今、世の中で起こっている様々な危機は、ある意味私たちを賢くする経験となる。リスクヘッジを学ぶためにはこの時代を乗り越えることはとても重要な局面だと言える。

もちろんの話ではあるがスタートアップ事業は拡大することを期待する。その反面事業そのものが失敗する可能性の方が高い。生き残るスタートアップはごくわずかで、その成長を見込んで人は投資する。

投資家はスタートアップの急激な成長を期待する。スタートアップも急激に成長して、投下した資本を短期間で取り戻して利益を生み出そうとする。

かつてのスタートアップの成長スピードを見てきたはずなのに、自分たちはもっと早く大きく成長できると信じている。欧米では失敗したスタートアップに対しても、そのスキルや成長性を見込んでさらに投資を続けるが、彼らの利益に継続性があるか、ブランド力を生み出せるかということには無頓着な気がする。

成長スピードが大きければ大きいほど失速するスピードも大きくなるしリスクが高くなる。まるで短期間に投資した資本を回収して継続性は無視しているかのような投資の仕方になっている。いわゆる一時的なバブルを起こして収益を奪取して逃げようとしているように見える。

たくさん隠されているリスクをすり抜けて逃げ切ったものが勝者となるゲームを見ているようだ。

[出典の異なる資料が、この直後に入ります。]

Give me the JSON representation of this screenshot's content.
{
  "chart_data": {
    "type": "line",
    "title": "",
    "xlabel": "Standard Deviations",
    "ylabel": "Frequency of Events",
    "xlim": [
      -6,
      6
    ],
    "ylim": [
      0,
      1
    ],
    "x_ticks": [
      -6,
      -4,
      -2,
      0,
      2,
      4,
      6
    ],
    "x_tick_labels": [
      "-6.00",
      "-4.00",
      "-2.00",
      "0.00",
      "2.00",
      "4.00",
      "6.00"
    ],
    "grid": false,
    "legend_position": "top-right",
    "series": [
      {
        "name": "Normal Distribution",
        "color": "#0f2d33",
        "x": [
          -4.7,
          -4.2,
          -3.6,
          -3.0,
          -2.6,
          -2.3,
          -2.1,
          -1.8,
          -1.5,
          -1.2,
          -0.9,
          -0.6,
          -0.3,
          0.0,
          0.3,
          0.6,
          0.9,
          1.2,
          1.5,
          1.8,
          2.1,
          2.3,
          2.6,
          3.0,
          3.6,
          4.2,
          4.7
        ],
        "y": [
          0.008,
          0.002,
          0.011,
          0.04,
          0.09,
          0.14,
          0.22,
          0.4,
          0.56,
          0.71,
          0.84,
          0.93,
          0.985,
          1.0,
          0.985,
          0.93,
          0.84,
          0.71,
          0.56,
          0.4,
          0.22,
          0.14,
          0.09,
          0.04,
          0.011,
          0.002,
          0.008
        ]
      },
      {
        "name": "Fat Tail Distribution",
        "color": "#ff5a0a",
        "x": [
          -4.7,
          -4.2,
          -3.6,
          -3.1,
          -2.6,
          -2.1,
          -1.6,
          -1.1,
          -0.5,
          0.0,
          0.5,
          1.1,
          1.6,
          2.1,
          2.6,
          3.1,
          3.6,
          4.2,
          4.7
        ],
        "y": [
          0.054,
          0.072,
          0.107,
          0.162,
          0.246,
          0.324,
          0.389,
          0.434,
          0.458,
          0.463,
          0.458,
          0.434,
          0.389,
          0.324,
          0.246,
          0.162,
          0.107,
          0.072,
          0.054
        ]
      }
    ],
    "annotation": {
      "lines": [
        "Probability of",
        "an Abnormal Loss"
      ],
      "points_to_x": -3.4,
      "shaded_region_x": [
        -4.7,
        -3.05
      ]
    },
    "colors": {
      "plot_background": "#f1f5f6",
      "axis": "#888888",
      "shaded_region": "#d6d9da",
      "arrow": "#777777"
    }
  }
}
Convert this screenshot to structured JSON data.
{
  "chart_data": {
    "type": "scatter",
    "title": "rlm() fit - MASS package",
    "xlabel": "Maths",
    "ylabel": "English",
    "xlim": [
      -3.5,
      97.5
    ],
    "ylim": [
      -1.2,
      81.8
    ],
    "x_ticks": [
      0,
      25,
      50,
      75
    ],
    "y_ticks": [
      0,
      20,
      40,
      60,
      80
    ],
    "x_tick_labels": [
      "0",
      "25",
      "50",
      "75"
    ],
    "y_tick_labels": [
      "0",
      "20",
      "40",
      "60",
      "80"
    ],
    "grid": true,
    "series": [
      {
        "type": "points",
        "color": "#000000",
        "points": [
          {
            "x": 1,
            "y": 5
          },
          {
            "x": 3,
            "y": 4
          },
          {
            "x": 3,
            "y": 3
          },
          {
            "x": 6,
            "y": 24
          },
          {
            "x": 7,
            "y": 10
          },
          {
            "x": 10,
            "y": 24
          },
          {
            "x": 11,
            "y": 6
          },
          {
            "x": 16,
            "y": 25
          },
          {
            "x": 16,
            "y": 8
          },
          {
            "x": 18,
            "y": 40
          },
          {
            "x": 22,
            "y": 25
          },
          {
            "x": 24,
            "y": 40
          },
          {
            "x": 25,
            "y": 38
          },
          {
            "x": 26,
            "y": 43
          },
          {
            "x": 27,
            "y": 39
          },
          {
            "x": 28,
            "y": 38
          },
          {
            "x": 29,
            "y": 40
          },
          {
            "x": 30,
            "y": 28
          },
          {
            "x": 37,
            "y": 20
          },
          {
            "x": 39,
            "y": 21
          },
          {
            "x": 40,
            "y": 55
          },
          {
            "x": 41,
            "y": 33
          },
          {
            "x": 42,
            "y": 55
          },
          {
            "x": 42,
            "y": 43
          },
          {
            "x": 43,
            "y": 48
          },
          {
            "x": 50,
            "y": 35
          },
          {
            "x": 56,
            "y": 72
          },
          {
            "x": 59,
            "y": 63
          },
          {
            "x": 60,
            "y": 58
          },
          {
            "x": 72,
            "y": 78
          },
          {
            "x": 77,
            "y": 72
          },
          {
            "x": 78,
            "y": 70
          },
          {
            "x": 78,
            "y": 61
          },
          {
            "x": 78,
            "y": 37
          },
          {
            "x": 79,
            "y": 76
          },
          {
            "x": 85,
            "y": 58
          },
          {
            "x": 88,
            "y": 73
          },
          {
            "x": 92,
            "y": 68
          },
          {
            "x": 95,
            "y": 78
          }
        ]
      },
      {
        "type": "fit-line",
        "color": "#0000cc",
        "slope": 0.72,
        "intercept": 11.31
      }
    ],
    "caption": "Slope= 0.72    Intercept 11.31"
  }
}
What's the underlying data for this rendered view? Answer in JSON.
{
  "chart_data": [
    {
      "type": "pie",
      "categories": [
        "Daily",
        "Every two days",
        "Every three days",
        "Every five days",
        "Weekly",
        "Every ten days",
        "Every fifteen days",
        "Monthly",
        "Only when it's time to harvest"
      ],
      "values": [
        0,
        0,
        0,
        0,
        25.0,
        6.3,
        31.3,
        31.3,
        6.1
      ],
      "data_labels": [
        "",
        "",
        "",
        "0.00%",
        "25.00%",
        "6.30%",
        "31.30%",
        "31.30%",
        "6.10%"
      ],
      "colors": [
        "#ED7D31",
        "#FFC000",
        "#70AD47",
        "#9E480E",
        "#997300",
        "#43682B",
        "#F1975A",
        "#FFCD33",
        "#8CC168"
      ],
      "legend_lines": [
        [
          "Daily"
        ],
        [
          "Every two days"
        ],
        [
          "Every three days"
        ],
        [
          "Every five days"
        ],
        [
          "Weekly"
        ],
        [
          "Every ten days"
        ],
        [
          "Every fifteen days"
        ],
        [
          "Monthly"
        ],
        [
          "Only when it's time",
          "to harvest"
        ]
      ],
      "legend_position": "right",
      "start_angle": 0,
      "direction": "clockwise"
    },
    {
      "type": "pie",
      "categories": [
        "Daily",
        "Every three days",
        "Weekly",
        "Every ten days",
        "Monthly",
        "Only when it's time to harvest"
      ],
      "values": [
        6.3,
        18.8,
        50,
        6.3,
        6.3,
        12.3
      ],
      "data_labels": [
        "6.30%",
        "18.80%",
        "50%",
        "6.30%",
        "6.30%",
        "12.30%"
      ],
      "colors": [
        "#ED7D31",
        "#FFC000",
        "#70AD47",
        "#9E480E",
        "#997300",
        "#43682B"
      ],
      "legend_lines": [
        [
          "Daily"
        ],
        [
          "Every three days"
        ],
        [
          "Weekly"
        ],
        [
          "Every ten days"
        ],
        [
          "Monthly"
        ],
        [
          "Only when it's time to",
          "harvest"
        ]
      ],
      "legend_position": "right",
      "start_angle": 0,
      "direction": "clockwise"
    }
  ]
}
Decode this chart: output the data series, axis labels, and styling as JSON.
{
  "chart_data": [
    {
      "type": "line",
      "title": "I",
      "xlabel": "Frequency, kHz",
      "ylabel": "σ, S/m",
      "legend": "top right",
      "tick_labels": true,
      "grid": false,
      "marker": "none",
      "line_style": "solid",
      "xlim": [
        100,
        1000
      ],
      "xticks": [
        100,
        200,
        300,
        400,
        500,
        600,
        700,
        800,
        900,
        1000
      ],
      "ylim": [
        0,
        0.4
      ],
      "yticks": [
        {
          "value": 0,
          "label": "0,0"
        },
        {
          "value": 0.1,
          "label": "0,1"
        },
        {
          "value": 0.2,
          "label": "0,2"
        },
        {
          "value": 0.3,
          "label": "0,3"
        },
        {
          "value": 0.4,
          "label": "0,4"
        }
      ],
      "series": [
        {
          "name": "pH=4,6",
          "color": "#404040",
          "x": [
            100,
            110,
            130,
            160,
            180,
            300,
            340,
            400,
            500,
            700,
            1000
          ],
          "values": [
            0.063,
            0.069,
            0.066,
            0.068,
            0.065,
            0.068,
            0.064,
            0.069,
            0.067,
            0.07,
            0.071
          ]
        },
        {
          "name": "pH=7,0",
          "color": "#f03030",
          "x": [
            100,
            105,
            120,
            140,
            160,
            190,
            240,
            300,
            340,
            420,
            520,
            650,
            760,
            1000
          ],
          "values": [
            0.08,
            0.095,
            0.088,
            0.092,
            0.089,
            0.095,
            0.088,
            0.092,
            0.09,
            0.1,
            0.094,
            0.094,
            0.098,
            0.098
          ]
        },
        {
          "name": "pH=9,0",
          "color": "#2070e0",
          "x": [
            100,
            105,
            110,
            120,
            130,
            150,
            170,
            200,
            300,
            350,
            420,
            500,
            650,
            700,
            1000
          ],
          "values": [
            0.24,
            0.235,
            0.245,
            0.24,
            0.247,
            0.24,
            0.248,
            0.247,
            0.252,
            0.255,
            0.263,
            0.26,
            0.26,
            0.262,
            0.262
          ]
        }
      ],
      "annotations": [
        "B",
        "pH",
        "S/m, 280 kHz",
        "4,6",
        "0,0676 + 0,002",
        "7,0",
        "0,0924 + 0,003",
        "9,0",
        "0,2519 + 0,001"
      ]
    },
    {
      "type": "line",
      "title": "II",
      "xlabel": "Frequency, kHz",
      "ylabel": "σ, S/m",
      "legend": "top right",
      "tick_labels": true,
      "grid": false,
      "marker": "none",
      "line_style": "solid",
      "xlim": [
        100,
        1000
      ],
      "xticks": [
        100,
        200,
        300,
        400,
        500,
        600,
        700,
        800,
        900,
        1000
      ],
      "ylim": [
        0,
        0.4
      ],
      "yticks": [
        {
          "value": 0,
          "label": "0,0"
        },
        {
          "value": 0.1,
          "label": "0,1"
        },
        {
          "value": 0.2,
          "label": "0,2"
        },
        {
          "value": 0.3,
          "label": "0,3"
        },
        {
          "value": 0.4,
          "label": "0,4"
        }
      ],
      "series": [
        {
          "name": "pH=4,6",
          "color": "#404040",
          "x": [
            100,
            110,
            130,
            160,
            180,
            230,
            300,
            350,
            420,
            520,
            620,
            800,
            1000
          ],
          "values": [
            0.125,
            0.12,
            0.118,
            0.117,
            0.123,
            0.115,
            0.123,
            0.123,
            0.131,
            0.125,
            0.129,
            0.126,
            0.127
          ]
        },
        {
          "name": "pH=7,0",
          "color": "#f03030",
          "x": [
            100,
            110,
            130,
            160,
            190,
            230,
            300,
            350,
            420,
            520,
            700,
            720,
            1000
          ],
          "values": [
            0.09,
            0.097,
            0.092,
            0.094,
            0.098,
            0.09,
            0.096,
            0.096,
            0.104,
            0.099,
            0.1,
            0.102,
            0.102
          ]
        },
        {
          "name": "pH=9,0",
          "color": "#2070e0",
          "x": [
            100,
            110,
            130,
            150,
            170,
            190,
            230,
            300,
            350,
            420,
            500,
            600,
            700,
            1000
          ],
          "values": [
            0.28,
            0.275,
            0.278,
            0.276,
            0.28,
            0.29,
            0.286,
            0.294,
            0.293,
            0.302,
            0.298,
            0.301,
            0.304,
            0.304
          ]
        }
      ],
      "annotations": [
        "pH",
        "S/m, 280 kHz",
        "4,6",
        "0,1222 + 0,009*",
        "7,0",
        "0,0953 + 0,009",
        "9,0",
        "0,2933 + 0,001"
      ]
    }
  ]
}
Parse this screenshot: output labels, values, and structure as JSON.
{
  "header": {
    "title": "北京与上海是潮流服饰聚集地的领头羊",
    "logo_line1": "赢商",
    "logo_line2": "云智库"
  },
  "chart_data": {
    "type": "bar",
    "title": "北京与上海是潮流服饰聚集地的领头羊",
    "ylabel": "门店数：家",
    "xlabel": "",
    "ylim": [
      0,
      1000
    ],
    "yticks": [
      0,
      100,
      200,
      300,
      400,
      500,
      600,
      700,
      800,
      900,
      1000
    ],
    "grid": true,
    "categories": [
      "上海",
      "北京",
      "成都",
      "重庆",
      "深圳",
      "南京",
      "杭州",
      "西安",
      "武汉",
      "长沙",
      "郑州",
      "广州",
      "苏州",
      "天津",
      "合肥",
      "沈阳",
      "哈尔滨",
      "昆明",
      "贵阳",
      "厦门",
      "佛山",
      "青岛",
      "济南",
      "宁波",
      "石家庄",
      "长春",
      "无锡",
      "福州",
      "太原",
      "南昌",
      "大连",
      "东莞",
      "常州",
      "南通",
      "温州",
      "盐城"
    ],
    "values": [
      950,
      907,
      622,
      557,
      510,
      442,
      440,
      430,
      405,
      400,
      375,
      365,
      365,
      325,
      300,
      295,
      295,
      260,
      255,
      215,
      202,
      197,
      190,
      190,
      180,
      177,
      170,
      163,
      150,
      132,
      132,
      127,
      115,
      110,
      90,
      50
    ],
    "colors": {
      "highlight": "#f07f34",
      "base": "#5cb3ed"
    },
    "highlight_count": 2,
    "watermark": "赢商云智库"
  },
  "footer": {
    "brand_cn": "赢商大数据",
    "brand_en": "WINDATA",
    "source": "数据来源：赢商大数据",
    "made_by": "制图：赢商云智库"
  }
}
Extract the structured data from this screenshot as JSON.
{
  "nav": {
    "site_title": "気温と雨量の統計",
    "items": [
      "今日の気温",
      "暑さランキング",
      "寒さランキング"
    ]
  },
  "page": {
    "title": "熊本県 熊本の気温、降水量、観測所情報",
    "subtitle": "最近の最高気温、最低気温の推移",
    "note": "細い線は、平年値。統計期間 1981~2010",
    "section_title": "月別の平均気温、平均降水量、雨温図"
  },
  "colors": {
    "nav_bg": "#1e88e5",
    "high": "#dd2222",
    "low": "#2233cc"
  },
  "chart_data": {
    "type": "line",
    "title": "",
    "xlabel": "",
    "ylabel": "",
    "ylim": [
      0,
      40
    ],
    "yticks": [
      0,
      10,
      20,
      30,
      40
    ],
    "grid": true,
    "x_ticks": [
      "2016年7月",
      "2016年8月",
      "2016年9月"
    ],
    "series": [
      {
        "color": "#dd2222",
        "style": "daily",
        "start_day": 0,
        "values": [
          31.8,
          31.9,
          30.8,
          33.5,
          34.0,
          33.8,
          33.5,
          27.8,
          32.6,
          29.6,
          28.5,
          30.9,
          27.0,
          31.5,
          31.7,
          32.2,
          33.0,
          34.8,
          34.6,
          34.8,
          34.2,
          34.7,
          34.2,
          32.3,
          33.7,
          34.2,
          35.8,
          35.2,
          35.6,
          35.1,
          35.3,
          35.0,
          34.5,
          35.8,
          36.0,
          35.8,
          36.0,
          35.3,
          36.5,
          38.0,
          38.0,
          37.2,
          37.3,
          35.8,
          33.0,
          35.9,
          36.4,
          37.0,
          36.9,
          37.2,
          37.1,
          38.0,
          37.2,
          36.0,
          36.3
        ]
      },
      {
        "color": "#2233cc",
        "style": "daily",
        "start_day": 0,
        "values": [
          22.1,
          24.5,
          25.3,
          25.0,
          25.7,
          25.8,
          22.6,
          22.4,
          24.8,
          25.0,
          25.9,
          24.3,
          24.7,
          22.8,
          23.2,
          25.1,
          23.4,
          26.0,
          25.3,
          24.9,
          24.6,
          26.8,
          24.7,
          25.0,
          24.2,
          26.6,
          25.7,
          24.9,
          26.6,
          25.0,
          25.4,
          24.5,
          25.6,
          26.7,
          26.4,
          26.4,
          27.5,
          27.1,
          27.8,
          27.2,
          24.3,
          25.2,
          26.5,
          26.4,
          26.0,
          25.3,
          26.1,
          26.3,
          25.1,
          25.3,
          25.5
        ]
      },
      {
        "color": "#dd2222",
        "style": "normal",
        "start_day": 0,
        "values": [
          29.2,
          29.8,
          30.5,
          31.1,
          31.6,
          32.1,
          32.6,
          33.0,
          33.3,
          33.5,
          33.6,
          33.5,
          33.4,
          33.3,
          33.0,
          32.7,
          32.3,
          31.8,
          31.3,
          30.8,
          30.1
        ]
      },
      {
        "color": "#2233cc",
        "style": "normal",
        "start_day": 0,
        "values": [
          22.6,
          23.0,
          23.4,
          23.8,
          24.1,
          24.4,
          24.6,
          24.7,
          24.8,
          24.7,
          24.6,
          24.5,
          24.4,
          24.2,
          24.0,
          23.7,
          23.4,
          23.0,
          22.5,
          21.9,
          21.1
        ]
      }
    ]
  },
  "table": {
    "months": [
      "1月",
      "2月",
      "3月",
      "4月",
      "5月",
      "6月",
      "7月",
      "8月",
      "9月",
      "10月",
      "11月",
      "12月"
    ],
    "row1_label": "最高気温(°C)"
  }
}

経営者は自社の成長速度を上げて事業そのものを売り逃げしようとするものと、事業を継続して成長させ緩やかに育てていく2つのタイプに分かれているように見える。

よく経営には「スピードが必要」と言われるが、それが全て正しいとは限らない。

「常に高収益を上げ続ける」「成長を続ける」ことを目的とするならば、世界情勢や景気の動向、傾向に応じた変わり身を素早くすることが必然となって「変化のスピード」が必要になる。

しかし、世界情勢というのは変化自体はごく短い数年で起こるが、その兆しは10年以上かけて熟成させているものだ。変化の前兆に早くから気がつくことも大切だし、一つの変化が次の別の変化をもたらすことを予測する力も必要になる。

経営に対するリスクは「スピード」によるリスクも含まれる。それはもちろん「変化の遅さ」に対するリスクだけでなく「変化が早すぎる」リスクも含まれる。

「経営革新」やDXという言葉が飛び交っているが、経営というのは単純で直線的なものではない。「維持」と「革新」を常に併せ持ったハイブリッドなものでなくてはならない。必要な速さは「変化の速度」ではなく「情報のキックバック」であり「生じるリスクへの対応能力」だと考える。